Snape respirou fundo e antes de fechar os olhos, antes de mergulhar no escuro avistou Hermione no fundo da sala parecendo prender a respiração, ela o olhou de volta e uma lágrima traiçoeira escapou-lhe dos olhos. Uma lágrima por ele.
- Feche os olhos, Severus.
Foi difícil deixar de olhar para ela, mas a mão pequenina segura em baixo da sua lhe lembrou o seu objetivo, lembrou-lhe o porquê ele estava ali deitado, o porquê estava arriscando sua vida.
Harry.
A varinha de Dumbledore encostou levemente em sua testa e Snape sentiu o feitiço da magia atingir seu corpo com força. Era leve e tranqüila, dava sono.
- Amenomenti.
Depois sentiu a varinha encostar em seu peito.
- Amenocor.
Ouviu o diretor repetir as mesmas palavras encostando a varinha na testa e no peito de Harry. Por fim sentiu a ponta da varinha voltar a encostar em sua pele, desta vez em sua mão. Dumbledore hesitou por míseros segundos antes de recitar o ultimo feitiço.
- Amenouni.
Era como se uma gosma gelada o envolvesse, começando pela mão e cobrindo o restante do corpo. Aquela sensação era desconfortante e dolorida. Por alguns segundo conseguiu permanecer quieto e agüentar a dor que subia por sua pele como cortasse sua epiderme. Mas quando sentiu a dor atingir seus músculos, atravessando-os e chegando aos ossos teve que cerrar os dentes, jogar a cabeça para trás e arquear o corpo.

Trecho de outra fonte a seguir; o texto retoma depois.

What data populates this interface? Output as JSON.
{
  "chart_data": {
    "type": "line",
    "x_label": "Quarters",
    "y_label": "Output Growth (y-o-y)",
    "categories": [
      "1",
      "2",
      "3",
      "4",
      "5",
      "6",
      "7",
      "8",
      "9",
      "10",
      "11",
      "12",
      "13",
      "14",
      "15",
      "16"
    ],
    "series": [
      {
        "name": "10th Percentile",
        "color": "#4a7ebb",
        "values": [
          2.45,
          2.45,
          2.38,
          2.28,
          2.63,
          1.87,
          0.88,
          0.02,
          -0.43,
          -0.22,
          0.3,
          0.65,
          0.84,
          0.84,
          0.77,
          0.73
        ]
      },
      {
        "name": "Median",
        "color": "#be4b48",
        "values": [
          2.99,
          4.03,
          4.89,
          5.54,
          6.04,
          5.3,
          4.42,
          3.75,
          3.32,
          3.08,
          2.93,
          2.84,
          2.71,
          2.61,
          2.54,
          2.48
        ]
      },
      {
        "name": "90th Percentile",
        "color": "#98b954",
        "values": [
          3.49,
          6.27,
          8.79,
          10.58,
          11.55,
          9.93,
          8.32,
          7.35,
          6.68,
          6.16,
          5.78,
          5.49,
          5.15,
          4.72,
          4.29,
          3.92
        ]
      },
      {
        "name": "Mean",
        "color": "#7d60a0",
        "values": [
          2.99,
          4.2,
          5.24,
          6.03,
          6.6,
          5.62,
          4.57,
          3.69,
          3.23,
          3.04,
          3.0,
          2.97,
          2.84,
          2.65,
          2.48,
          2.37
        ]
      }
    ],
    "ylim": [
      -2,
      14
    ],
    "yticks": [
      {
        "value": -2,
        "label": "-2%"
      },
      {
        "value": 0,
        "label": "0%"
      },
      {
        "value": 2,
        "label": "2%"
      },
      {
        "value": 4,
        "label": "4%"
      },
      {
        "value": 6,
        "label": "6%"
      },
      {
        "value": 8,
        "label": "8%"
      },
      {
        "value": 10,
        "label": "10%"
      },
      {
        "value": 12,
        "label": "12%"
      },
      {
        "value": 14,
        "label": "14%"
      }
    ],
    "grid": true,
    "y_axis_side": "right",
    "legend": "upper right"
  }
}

Agora parecia que uma camada de gelo começava a cristalizar e paralisar seu corpo. Não havia mais controle sobre suas ações, suas pernas estavam imóveis e a dor prosseguia por seu caminho tortuoso queimando-lhe a razão.
- O que está havendo com ele? – Ouviu a voz de Granger ao longe, parecia algo que não pertencia mais ao seu mundo. Algo distante demais.
- Ele está saindo do seu corpo e se unindo a mente de Harry, isso é um pouco dolorido.
Se Snape tivesse forças para revidar teria gritado com o diretor. Aquilo não era um pouco dolorido, era muito dolorido. Era como se sua pele estivesse se desgrudando de seus músculos, como se seus ossos estivessem quebrando em mil pedaços, era como se ele estivesse morrendo. Mas foi só quando a sensação de congelamento começou que Snape gritou com todas as suas forças. Ele não sentia mais as dores, mas aquilo era pior, muito pior, agora ele não sentia nada. Seu corpo não estava mais em seus domínios, não podia mais senti-lo. Agora era como se seu corpo estivesse sendo molhado, imerso em um oceano gélido.
A sensação da água subia cada vez mais por seu corpo até que finalmente atingiu seu coração, desacelerando-o, fazendo-o bater mais devagar, fazendo-o parar. Ele estava morrendo.
Mas então por que aquela sensação continuava a subir, porque estava agora em seu pescoço rodeando sua cabeça e entrando por sua boca deslizando-o por um túnel sem fim?
Ele estava morto, não estava?
A experiência tinha dado errado, não conseguira salvar Harry como pensara que conseguiria.
Falhou com ele.
Não falhou?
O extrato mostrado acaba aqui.